Я тяжело вздыхаю, когда он проходит мимо меня на пути к бойницам, но на пути у него не встаю.

– Телемах?

Парень вздрагивает, тянется к мечу на поясе, хоть и не носит его – все-таки он во дворце и это было бы странно, нелепо, – и колеблется при виде египтянина.

С одной стороны, Кенамон учил Телемаха сражаться. Поскольку отец его пропал, именно этот чужеземец из далекой страны тренировал его в холмах, командуя: «Шевелись, шевелись! Если ты отступишь, я нападу! Зачем бить по моему мечу, если нужно бить в голову, шевелись

Кенамон сражался не так, как, по мнению Телемаха, сражаются герои. У него грубые приемы, а их схватки были изнурительными – как для тела, так и для духа.

«У тебя же две руки, так? Значит, хватай проклятое копье!»

Телемах чувствует… что благодарен этому человеку.

Благодарность – невероятно неловкое чувство для Телемаха. Вся его жизнь пронизана чувством негодования, мыслями о подлом предательстве и страшной жестокости. И его история, сотканная из мелкого пренебрежения и неприкрытой лжи, – единственное объяснение, почему он вовсе не такой человек, которым, по собственному мнению, должен был стать.

– Кенамон, – выпаливает он с опозданием, слишком большим для вежливого приветствия. – Чего ты хочешь?

– Телемах, я… – Избыток эмоций смыкает уста так же надежно, как и открывает их. – Как ты?

Это все, что он может из себя выдавить, но в голосе египтянина слышится искреннее участие, почти теплота, на мгновение пронизанное чистым ужасом. Телемаху кажется, что Кенамон собирается его обнять, – сама эта идея мучительна, и его взгляд тут же испуганно мечется в поисках наблюдающего за всем бродяги.
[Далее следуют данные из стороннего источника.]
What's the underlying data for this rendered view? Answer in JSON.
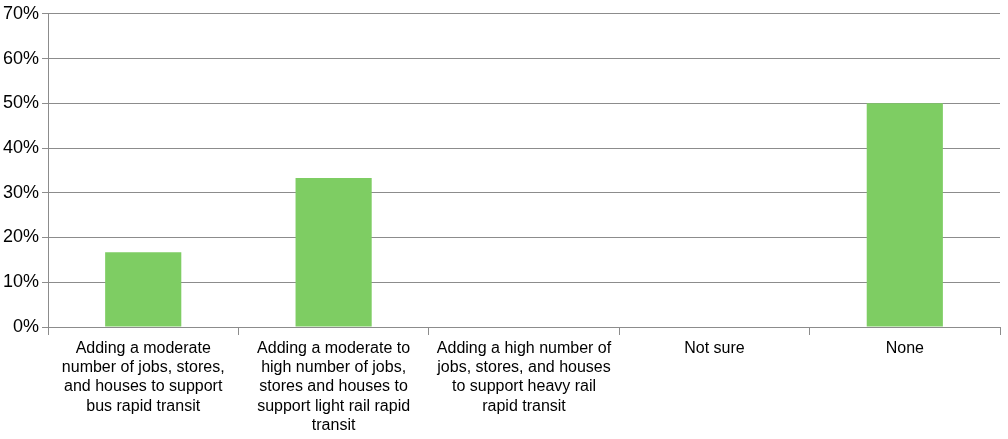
{
  "chart_data": {
    "type": "bar",
    "categories": [
      "Adding a moderate number of jobs, stores, and houses to support bus rapid transit",
      "Adding a moderate to high number of jobs, stores and houses to support light rail rapid transit",
      "Adding a high number of jobs, stores, and houses to support heavy rail rapid transit",
      "Not sure",
      "None"
    ],
    "values": [
      16.7,
      33.3,
      0,
      0,
      50
    ],
    "color": "#7ecd63",
    "ylim": [
      0,
      70
    ],
    "yticks": [
      {
        "value": 0,
        "label": "0%"
      },
      {
        "value": 10,
        "label": "10%"
      },
      {
        "value": 20,
        "label": "20%"
      },
      {
        "value": 30,
        "label": "30%"
      },
      {
        "value": 40,
        "label": "40%"
      },
      {
        "value": 50,
        "label": "50%"
      },
      {
        "value": 60,
        "label": "60%"
      },
      {
        "value": 70,
        "label": "70%"
      }
    ],
    "grid": "y",
    "legend": false
  }
}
– Твое путешествие… твои приключения… Ты выглядишь… хорошо. У тебя все в порядке?

Что случилось?

Кем ты стал?

Неразумно задавать такие вопросы.

И все же совершенно необходимо задать их.

Мудрость редко дается легко и часто бывает непрошеным гостем.
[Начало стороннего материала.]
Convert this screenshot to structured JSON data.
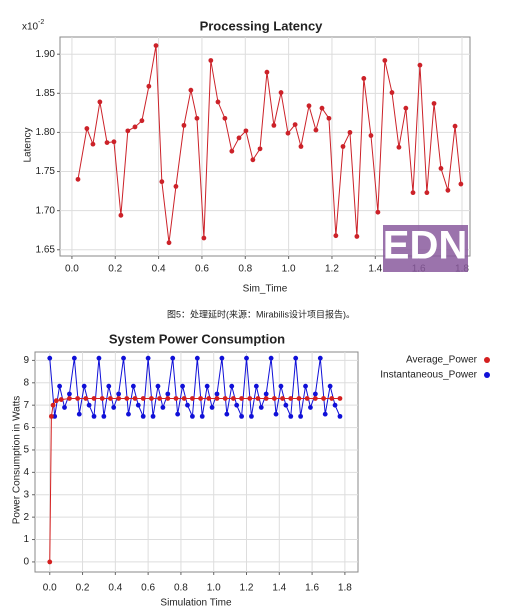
{
  "chart_data": [
    {
      "type": "line",
      "title": "Processing Latency",
      "y_multiplier": {
        "base": "x10",
        "exponent": "-2"
      },
      "xlabel": "Sim_Time",
      "ylabel": "Latency",
      "color": "#cc2229",
      "grid": true,
      "x": [
        0.028,
        0.069,
        0.097,
        0.129,
        0.162,
        0.194,
        0.226,
        0.258,
        0.291,
        0.323,
        0.355,
        0.388,
        0.415,
        0.448,
        0.48,
        0.517,
        0.549,
        0.577,
        0.609,
        0.641,
        0.674,
        0.706,
        0.738,
        0.771,
        0.803,
        0.835,
        0.868,
        0.9,
        0.932,
        0.965,
        0.997,
        1.03,
        1.057,
        1.094,
        1.126,
        1.154,
        1.186,
        1.218,
        1.251,
        1.283,
        1.315,
        1.347,
        1.38,
        1.412,
        1.444,
        1.477,
        1.509,
        1.541,
        1.574,
        1.606,
        1.638,
        1.671,
        1.703,
        1.735,
        1.768,
        1.795
      ],
      "values": [
        1.74,
        1.805,
        1.785,
        1.839,
        1.787,
        1.788,
        1.694,
        1.802,
        1.807,
        1.815,
        1.859,
        1.911,
        1.737,
        1.659,
        1.731,
        1.809,
        1.854,
        1.818,
        1.665,
        1.892,
        1.839,
        1.818,
        1.776,
        1.793,
        1.802,
        1.765,
        1.779,
        1.877,
        1.809,
        1.851,
        1.799,
        1.81,
        1.782,
        1.834,
        1.803,
        1.831,
        1.818,
        1.668,
        1.782,
        1.8,
        1.667,
        1.869,
        1.796,
        1.698,
        1.892,
        1.851,
        1.781,
        1.831,
        1.723,
        1.886,
        1.723,
        1.837,
        1.754,
        1.726,
        1.808,
        1.734
      ],
      "xlim": [
        -0.055,
        1.837
      ],
      "ylim": [
        1.642,
        1.922
      ],
      "xticks": [
        {
          "value": 0,
          "label": "0.0"
        },
        0.2,
        0.4,
        0.6,
        0.8,
        {
          "value": 1,
          "label": "1.0"
        },
        1.2,
        1.4,
        1.6,
        1.8
      ],
      "yticks": [
        1.65,
        {
          "value": 1.7,
          "label": "1.70"
        },
        1.75,
        {
          "value": 1.8,
          "label": "1.80"
        },
        1.85,
        {
          "value": 1.9,
          "label": "1.90"
        }
      ]
    },
    {
      "type": "line",
      "title": "System Power Consumption",
      "xlabel": "Simulation Time",
      "ylabel": "Power Consumption in Watts",
      "grid": true,
      "legend": "right",
      "series": [
        {
          "name": "Average_Power",
          "color": "#d41f1f",
          "x": [
            0,
            0.01,
            0.02,
            0.04,
            0.07,
            0.12,
            0.17,
            0.22,
            0.27,
            0.32,
            0.37,
            0.42,
            0.47,
            0.52,
            0.57,
            0.62,
            0.67,
            0.72,
            0.77,
            0.82,
            0.87,
            0.92,
            0.97,
            1.02,
            1.07,
            1.12,
            1.17,
            1.22,
            1.27,
            1.32,
            1.37,
            1.42,
            1.47,
            1.52,
            1.57,
            1.62,
            1.67,
            1.72,
            1.77
          ],
          "values": [
            0,
            6.5,
            7.0,
            7.2,
            7.25,
            7.3,
            7.3,
            7.3,
            7.3,
            7.3,
            7.3,
            7.3,
            7.3,
            7.3,
            7.3,
            7.3,
            7.3,
            7.3,
            7.3,
            7.3,
            7.3,
            7.3,
            7.3,
            7.3,
            7.3,
            7.3,
            7.3,
            7.3,
            7.3,
            7.3,
            7.3,
            7.3,
            7.3,
            7.3,
            7.3,
            7.3,
            7.3,
            7.3,
            7.3
          ]
        },
        {
          "name": "Instantaneous_Power",
          "color": "#1010d8",
          "x": [
            0,
            0.03,
            0.06,
            0.09,
            0.12,
            0.15,
            0.18,
            0.21,
            0.24,
            0.27,
            0.3,
            0.33,
            0.36,
            0.39,
            0.42,
            0.45,
            0.48,
            0.51,
            0.54,
            0.57,
            0.6,
            0.63,
            0.66,
            0.69,
            0.72,
            0.75,
            0.78,
            0.81,
            0.84,
            0.87,
            0.9,
            0.93,
            0.96,
            0.99,
            1.02,
            1.05,
            1.08,
            1.11,
            1.14,
            1.17,
            1.2,
            1.23,
            1.26,
            1.29,
            1.32,
            1.35,
            1.38,
            1.41,
            1.44,
            1.47,
            1.5,
            1.53,
            1.56,
            1.59,
            1.62,
            1.65,
            1.68,
            1.71,
            1.74,
            1.77
          ],
          "values": [
            9.1,
            6.5,
            7.85,
            6.9,
            7.5,
            9.1,
            6.6,
            7.85,
            7.0,
            6.5,
            9.1,
            6.5,
            7.85,
            6.9,
            7.5,
            9.1,
            6.6,
            7.85,
            7.0,
            6.5,
            9.1,
            6.5,
            7.85,
            6.9,
            7.5,
            9.1,
            6.6,
            7.85,
            7.0,
            6.5,
            9.1,
            6.5,
            7.85,
            6.9,
            7.5,
            9.1,
            6.6,
            7.85,
            7.0,
            6.5,
            9.1,
            6.5,
            7.85,
            6.9,
            7.5,
            9.1,
            6.6,
            7.85,
            7.0,
            6.5,
            9.1,
            6.5,
            7.85,
            6.9,
            7.5,
            9.1,
            6.6,
            7.85,
            7.0,
            6.5
          ]
        }
      ],
      "xlim": [
        -0.09,
        1.88
      ],
      "ylim": [
        -0.45,
        9.375
      ],
      "xticks": [
        {
          "value": 0,
          "label": "0.0"
        },
        0.2,
        0.4,
        0.6,
        0.8,
        {
          "value": 1,
          "label": "1.0"
        },
        1.2,
        1.4,
        1.6,
        1.8
      ],
      "yticks": [
        0,
        1,
        2,
        3,
        4,
        5,
        6,
        7,
        8,
        9
      ]
    }
  ],
  "caption": "图5：处理延时(来源：Mirabilis设计项目报告)。",
  "watermark": "EDN"
}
Телемах инстинктивно делает шаг назад, прежде чем Кенамон успевает подойти слишком близко. Этот шаг настолько мал, что почти незаметен, однако египтянин видит его, колеблется, едва не вздрагивает.

– Эта… эта история с луком, – начинает Кенамон уже медленнее, и в речи его теперь заметнее проступает акцент, а руки неловкими плетьми повисают по бокам. – Знаешь… Чем бы все ни закончилось… Что бы ни случилось, я всегда буду защищать твою мать. Я… Если я могу как-нибудь… если есть… Я питаю к ней глубочайшее уважение, но я никогда не покусился бы на твое наследие. Я бы… Я знаю, что царем мне не стать, но, если я могу сослужить службу… Оказать услугу тебе, твоей семье… Для меня это будет честью.
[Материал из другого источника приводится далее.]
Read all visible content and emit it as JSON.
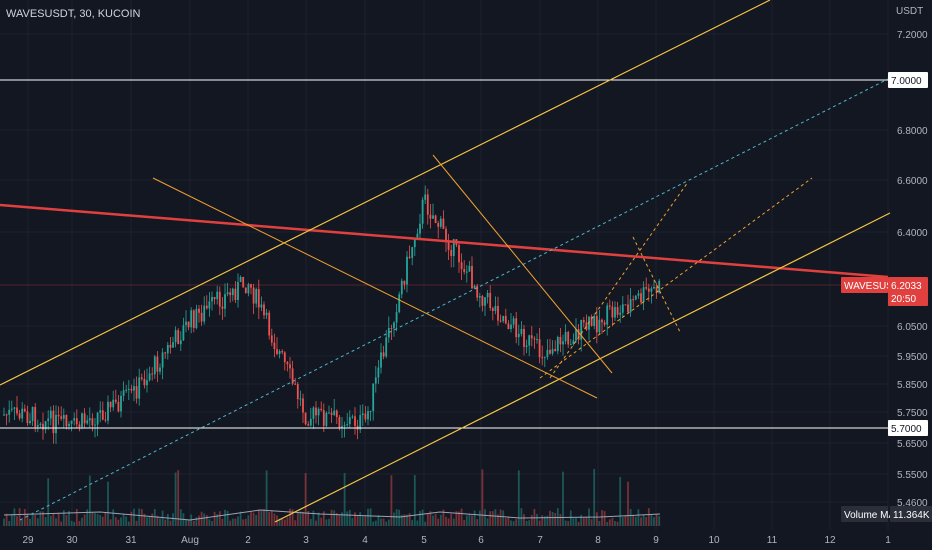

На мгновение Телемаху хочется все рассказать, кинуться в объятия, которые еще мгновение назад его, похоже, ждали, воскликнуть: «Друг мой, мой дорогой друг, в моей душе бушует ураган, и я не знаю, какой путь выбрать!»

А затем он замечает бродягу.

Разумеется, бродягу.

Который наблюдает из-за дверей.

И поэтому он отворачивается.

– Спасибо. Твои слова услышаны. Посмотрим, что принесет нам завтрашний день.

Кенамон на мгновение замирает, ожидая, надеясь, сдерживаясь, чтобы не положить руку на плечо мальчишке. Телемах не смотрит на него, делает вид, что того не существует, и наконец египтянин, поклонившись, уходит прочь.


В спальне Пенелопа перебирает зелья, порошки и сладко пахнущие благовония в глиняных горшочках и бутылочках.

Они привезены из Спарты, как дар от ее двоюродной сестры Елены. Это отбеливает – «ужасно, что ты позволяешь солнцу так обжигать твою кожу». Это – рисовать одну толстую черную бровь от уха до уха – «очень модно, просто шикарно». Это – румянить щеки, это – чтобы глаза блестели, а это?..

Пенелопа достает бутылочку, назначения которой гонец, привезший все это богатство, не знал.

Сестрица Елена разбирается в растениях и порошках, способных разнообразить бытие. То, как тебя видят. То, как видишь ты сам. Женские штучки. «Как это странно, – рассуждает Елена, – что наши мужья требуют от нас быть красивыми, но высмеивают нас за то, что мы прилагаем к этому усилия».

Пенелопа вкладывает бутылочку в руку Эос.

– Этого будет достаточно, – бормочет она. – Не слишком много, всего лишь достаточно.

Эос прячет бутылочку в карман.

– Завтра они принесут ножи. Женихи.

– Некоторые. Не все. А если и принесут, им это может не пойти на пользу.

– Амфином попросил разрешения переночевать сегодня внизу. Автоноя разрешила.

– Не думала, что у нее слабость к этому мужчине. А где Эвриклея?

– Обихаживает бродягу. Она требует, чтобы ему подавали лучшие сладости во дворце, мед и спелые фрукты. Думает, мы не замечаем, а он отправляет все назад нетронутым, отчитывает ее за закрытыми дверями, говорит, что она все испортит.

– Так, значит, он в постели?

– Да, но выскальзывает, как только думает, что это безопасно. Он знает дворец, знает, как пробраться повсюду тайными коридорами.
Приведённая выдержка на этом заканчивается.